Vers 1480 et pour une période de 10 ans, Bellini peint pour des églises vénitiennes deux de ses grands retables. Pour exemple, le retable de San Giobbe représente six figures de saints encadrant une Vierge à l’Enfant assise sur un trône au bas duquel jouent trois anges musiciens.

En cette même année, Bellini reprend le thème vénitien de la conversation sacrée avec la Madone des Frari, encore en place à l’église des Frari a Venise, et dans laquelle on retrouve également l’Assomption du Titien.

Vers la fin du siècle, la clientèle de Bellini lui fait peindre de nombreuses madones de petit format.

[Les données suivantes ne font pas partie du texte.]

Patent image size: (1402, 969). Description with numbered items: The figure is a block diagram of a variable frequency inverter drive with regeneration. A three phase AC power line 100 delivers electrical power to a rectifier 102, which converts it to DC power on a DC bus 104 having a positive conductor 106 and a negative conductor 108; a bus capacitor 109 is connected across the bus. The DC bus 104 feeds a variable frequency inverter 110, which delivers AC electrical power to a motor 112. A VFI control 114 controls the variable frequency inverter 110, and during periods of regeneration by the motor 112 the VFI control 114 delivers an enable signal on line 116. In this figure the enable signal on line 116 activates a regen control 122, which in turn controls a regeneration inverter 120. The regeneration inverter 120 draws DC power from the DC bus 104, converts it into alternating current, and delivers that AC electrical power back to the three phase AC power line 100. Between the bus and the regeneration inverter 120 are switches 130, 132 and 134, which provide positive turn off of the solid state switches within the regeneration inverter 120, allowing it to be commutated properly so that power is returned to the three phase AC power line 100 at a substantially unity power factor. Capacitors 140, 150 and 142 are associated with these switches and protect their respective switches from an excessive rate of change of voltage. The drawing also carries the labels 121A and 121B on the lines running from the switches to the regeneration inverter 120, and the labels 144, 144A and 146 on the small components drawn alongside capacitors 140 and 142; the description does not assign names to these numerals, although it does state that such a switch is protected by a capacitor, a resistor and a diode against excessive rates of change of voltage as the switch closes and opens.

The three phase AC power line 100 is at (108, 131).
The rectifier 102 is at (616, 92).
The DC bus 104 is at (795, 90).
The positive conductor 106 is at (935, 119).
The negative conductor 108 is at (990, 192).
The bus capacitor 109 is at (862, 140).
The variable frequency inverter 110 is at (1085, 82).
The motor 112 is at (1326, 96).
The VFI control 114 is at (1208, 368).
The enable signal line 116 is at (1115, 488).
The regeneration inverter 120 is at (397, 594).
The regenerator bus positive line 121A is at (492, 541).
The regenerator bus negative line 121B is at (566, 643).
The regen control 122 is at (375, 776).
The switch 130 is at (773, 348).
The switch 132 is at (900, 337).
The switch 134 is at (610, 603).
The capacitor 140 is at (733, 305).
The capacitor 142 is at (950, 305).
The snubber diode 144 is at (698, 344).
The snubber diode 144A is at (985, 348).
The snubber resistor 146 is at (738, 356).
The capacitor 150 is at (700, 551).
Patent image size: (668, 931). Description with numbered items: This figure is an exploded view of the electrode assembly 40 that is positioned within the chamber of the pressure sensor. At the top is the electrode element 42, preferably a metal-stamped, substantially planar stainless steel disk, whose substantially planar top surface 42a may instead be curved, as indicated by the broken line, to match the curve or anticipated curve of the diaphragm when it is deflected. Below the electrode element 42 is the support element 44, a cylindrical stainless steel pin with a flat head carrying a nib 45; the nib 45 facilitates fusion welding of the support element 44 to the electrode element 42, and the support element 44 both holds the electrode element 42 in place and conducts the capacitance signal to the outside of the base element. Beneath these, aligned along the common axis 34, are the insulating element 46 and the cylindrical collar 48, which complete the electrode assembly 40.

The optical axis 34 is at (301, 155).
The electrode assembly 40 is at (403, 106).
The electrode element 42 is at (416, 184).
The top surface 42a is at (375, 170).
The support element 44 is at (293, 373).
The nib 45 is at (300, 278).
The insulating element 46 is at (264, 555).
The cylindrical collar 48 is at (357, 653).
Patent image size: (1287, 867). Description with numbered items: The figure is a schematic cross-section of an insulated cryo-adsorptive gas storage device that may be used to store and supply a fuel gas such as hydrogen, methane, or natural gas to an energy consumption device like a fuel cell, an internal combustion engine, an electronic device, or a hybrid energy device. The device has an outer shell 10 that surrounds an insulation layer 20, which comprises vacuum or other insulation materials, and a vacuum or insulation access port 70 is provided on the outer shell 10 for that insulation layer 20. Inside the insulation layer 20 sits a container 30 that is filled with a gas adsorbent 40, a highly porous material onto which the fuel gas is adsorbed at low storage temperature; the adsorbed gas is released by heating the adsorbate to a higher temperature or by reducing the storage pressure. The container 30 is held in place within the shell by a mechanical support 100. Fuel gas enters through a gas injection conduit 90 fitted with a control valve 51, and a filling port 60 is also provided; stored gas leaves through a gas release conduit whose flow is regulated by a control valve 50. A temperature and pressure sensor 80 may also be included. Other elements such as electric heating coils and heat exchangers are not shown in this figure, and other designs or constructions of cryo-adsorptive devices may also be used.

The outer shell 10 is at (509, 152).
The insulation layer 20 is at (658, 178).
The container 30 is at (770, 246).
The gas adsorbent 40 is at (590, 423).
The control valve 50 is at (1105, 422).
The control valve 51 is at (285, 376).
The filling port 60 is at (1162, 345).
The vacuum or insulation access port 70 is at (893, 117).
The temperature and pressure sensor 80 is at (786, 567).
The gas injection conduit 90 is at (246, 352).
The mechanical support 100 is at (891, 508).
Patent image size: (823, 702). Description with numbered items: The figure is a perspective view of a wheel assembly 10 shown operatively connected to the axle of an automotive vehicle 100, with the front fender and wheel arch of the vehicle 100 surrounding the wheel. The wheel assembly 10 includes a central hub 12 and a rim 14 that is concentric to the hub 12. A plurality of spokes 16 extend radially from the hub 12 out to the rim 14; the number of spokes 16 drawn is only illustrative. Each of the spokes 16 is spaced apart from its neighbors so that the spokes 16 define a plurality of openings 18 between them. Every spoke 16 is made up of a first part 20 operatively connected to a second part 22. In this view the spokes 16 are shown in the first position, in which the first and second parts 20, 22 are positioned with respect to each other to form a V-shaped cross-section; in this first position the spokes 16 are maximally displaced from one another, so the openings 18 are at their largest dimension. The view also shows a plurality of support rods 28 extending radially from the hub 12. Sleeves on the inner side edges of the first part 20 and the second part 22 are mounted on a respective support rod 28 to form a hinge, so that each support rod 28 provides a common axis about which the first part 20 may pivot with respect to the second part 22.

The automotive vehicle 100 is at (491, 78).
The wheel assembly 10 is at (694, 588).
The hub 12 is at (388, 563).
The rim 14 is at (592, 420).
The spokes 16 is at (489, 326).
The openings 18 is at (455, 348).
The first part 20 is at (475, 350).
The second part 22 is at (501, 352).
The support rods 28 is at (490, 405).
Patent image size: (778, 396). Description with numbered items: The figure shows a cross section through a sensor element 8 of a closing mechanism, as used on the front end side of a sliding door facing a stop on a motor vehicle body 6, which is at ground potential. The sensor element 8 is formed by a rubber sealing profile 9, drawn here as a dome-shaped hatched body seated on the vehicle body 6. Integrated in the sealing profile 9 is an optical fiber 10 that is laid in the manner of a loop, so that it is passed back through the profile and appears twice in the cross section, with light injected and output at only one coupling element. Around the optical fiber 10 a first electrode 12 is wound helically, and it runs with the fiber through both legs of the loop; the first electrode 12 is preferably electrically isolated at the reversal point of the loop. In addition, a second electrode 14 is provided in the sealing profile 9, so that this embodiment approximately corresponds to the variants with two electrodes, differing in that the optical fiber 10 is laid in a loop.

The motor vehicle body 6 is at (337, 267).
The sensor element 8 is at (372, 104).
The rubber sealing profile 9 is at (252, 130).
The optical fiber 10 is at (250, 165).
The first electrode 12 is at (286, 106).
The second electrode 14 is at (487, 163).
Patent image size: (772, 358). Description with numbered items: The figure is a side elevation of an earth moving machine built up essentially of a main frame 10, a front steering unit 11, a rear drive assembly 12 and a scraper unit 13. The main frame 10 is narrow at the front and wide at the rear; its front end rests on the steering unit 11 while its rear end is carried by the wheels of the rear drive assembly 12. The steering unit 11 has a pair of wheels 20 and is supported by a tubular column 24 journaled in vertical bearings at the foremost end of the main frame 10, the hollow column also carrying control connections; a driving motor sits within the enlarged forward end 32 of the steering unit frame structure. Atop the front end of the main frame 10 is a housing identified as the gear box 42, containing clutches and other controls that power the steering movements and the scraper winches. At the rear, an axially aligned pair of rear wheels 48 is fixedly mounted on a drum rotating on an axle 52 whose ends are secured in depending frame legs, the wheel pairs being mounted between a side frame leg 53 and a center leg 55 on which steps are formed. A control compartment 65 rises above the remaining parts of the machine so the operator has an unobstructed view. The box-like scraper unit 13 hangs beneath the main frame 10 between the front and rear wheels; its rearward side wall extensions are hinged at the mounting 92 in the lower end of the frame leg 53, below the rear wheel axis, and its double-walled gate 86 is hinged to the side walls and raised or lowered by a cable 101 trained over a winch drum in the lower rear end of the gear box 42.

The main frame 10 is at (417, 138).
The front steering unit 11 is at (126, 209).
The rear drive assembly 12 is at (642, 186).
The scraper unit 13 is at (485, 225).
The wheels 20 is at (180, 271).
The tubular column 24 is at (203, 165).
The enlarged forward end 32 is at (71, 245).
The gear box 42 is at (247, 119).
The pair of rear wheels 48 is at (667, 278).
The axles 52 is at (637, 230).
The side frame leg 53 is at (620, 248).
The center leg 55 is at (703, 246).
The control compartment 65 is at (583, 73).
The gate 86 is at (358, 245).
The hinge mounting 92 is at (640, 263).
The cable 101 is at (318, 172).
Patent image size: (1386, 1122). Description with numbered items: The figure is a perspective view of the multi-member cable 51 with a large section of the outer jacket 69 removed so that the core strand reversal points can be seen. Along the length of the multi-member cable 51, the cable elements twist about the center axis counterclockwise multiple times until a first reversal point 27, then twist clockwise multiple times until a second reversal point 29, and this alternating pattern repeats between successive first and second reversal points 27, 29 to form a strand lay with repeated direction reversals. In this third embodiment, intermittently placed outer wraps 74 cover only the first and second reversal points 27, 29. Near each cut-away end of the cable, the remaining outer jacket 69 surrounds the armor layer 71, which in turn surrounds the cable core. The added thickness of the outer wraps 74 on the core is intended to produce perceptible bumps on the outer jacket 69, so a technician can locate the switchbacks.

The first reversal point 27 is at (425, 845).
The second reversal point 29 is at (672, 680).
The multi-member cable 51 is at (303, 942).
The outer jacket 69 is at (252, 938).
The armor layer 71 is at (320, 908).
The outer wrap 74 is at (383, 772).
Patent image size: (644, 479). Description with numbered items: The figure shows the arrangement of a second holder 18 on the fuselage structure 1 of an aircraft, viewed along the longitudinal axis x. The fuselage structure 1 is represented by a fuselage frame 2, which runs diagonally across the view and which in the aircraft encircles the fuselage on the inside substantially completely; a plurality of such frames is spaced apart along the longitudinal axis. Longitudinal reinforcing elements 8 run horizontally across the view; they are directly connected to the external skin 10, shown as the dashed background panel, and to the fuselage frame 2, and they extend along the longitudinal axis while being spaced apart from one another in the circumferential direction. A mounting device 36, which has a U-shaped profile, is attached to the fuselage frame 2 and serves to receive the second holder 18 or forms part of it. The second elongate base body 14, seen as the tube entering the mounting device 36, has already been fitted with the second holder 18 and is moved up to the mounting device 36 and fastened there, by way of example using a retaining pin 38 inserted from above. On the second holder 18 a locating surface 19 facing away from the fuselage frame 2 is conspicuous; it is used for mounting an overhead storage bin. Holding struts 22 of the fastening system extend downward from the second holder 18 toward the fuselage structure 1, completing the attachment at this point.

Le thème de la conversation sacrée revient dans plusieurs tableaux.

Repoussé à l’idée de réchauffer les formules qui lui avaient assuré le succès, Bellini sait renouveler son inspiration et son langage, tirant profit de ses contacts avec de jeunes peintres tels que Giorgione et Titien. C’est ainsi que le Baptême du Christ lie plus étroitement visages et paysages, les tons chauds prédominent. En 1513 Giovanni Bellini signe le Saint Jérôme lisant avec Saint Christophe, l’influence de Titien s’y affirme, tout comme dans l’Ivresse de Noé.

L’année suivante, Bellini aborde le domaine mythologique avec le Festin des Dieux que Titien remania plus tard.

C’est aux dernières années du peintre qu’appartient quelques uns de ses plus beaux portraits, comme Le doge Leonardo Loredano et le présumé Pietro de Hampton Court.

Bellini ne fait peut-être pas figure de révolutionnaire, mais le retentissement de son œuvre est capital. Aux autres peintres vénitiens, il enseigne l’épanouissement de la forme, les ressources de la couleur, le goût de la nature et l’expression du sentiment. Dans son atelier, il forme de nombreux élèves, dont certains vont travailler sur la terre ferme (en dehors de Venise). Dans la première moitié du XVIe siècle, beaucoup de peintres subiront encore l’attrait de sa manière.